Nintendo Life 9/10: "Octopath Traveler is a special RPG, the kind of game that keeps an eye on the past while walking bravely into the future. Indeed, we’d even go so far as to say this is the best RPG you can find on the Switch to date, all elements of this game link together perfectly to make for a harmonious and immersing experience that you’ll find difficult to put down. We’d recommend Octopath Traveler to both fans and newcomers of RPGs; the game does a fantastic job of straddling that line of accessibility and depth, satisfying both camps with its dizzying amount of content. Classic-inspired gameplay, an orchestrated soundtrack, and a unique approach to storytelling make this a game that you won’t want to miss. This is an absolute must buy."
Octopath Traveler is available now on Nintendo Switch.
Ozzie Mejia posted a new article, Final Score: Octopath Traveler
I think I've bounced off the game after 5-10 hours.
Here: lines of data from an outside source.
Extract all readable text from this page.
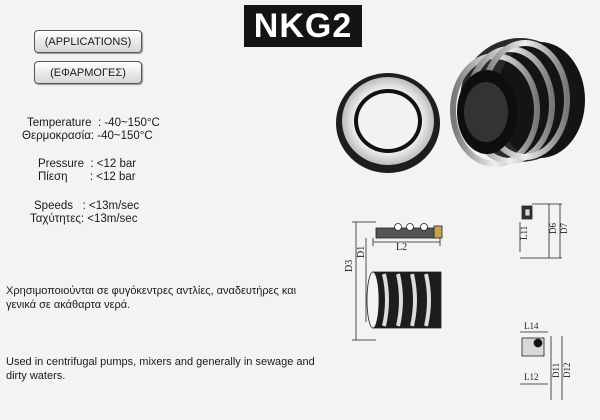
NKG2
(APPLICATIONS)
(ΕΦΑΡΜΟΓΕΣ)
Temperature  : -40~150°C
Θερμοκρασία: -40~150°C
Pressure  : <12 bar
Πίεση       : <12 bar
Speeds   : <13m/sec
Ταχύτητες: <13m/sec
Χρησιμοποιούνται σε φυγόκεντρες αντλίες, αναδευτήρες και γενικά σε ακάθαρτα νερά.
Used in centrifugal pumps, mixers and generally in sewage and dirty waters.
L2
D3
D1
L11 D6 D7
L14
L12 D11 D12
I like the gameplay, though it's a bit too grindy, but really it's the story that is just a huge bummer. The criticisms that it's nothing but 8 unconnected vignettes are spot on. None of them are especially compelling or are given any time to develop. You go through the basic motivations of your main character in Chapter 1 - let's say that gets you to level 5 - and then the next stage in his/her story is level 27 or something which is many hours away. You're expected to go through and complete nothing but these introductions for all 8 characters, which takes a long time, before you get any kind of actual story progression. Then I'm sure it's the same for Chapter 3.
The characters don't converse, they don't acknowledge one another's presence in any way. What's the point? It just gave me nothing to latch on to. The game could have been so much better if all the stories were connected. Maybe lock down the character order to some extent so you can script conversations between them.